December 8, 2017
Conference Paper

ChemNet: A Transferable and Generalizable Deep Neural Network for Small-Molecule Property Prediction

Abstract

With access to large datasets, deep neural networks through representation learning have been able to identify patterns from raw data, achieving human-level accuracy in image and speech recognition tasks. However, in chemistry, availability of large standardized and labelled datasets is scarce, and with a multitude of chemical properties of interest, chemical data is inherently small and fragmented. In this work, we explore transfer learning techniques in conjunction with the existing Chemception CNN model, to create a transferable and generalizable deep neural network for small-molecule property prediction. Our latest model, ChemNet learns in a semi-supervised manner from inexpensive labels computed from the ChEMBL database. When fine-tuned to the Tox21, HIV and FreeSolv dataset, which are 3 separate chemical tasks that ChemNet was not originally trained on, we demonstrate that ChemNet exceeds the performance of existing Chemception models, contemporary MLP models that trains on molecular fingerprints, and it matches the performance of the ConvGraph algorithm, the current state-of-the-art. Furthermore, as ChemNet has been pre-trained on a large diverse chemical database, it can be used as a universal “plug-and-play” deep neural network, which accelerates the deployment of deep neural networks for the prediction of novel small-molecule chemical properties.

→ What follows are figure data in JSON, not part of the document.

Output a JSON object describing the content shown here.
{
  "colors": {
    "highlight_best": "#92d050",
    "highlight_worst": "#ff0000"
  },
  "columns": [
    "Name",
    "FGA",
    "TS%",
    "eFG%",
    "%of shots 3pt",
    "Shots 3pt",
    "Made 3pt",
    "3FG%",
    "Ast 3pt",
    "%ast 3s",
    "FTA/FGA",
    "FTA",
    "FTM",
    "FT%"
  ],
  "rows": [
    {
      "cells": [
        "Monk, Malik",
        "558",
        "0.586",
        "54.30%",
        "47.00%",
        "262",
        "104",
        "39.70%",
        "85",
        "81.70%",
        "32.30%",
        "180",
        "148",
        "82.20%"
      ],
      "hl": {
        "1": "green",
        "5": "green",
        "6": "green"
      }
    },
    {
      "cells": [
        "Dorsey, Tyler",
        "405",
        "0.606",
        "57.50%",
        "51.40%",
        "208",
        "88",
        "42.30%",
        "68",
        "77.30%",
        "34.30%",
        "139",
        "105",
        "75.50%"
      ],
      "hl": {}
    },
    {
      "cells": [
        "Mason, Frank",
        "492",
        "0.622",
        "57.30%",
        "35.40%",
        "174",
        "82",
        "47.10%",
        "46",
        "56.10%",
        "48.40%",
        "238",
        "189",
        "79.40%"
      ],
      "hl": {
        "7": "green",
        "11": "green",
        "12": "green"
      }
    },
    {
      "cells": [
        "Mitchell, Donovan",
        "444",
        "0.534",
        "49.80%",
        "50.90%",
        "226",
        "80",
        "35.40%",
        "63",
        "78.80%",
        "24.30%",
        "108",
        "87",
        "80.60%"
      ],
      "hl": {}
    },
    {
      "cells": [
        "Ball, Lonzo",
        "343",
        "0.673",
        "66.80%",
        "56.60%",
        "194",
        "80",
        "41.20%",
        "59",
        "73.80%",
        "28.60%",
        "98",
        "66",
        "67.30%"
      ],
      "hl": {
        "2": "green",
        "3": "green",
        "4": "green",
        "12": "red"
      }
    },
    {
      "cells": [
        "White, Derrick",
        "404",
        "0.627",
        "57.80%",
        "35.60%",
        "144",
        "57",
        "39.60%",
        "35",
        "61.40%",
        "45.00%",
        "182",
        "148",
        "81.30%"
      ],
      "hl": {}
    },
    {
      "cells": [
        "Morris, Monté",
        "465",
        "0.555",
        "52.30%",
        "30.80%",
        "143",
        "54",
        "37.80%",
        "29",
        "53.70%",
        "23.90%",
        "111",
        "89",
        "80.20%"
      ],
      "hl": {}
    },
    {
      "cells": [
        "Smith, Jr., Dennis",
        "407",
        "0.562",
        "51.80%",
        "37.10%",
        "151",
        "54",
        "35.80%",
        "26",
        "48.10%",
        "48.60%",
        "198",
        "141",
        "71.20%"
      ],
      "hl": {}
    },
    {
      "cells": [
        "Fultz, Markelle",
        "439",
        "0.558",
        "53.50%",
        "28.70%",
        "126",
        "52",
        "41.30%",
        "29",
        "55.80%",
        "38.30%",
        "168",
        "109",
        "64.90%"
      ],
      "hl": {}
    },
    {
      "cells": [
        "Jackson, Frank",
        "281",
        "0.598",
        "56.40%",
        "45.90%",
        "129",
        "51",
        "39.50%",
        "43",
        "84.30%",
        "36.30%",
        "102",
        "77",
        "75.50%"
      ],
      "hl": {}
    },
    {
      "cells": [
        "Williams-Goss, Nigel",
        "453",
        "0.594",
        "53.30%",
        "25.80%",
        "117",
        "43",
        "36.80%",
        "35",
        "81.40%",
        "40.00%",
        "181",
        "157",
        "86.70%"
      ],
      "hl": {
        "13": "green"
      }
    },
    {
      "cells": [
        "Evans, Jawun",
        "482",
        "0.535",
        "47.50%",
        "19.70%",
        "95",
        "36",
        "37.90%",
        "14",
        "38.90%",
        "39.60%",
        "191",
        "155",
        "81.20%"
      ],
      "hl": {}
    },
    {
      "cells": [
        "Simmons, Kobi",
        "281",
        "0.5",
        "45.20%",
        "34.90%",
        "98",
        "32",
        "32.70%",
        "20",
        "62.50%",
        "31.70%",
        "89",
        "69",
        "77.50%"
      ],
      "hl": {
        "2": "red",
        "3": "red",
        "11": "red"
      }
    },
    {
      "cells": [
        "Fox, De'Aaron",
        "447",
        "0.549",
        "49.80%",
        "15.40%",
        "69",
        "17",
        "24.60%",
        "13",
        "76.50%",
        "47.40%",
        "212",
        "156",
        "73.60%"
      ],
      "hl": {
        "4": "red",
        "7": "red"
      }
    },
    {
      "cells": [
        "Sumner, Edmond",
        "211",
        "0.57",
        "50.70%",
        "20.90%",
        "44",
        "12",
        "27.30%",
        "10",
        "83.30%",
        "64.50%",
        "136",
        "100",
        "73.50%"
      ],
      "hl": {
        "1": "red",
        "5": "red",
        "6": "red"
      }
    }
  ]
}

Revised: December 28, 2017 | Published: December 8, 2017

Citation

Goh G.B., C.M. Siegel, A. Vishnu, and N.O. Hodas. 2017. ChemNet: A Transferable and Generalizable Deep Neural Network for Small-Molecule Property Prediction. In Machine Learning for Molecules and Materials (NIPS 2017 Workshop), December 8, 2017, Long Beach, California. La Jolla, California:Neural Information Processing Systems Foundation, Inc. PNNL-SA-129942.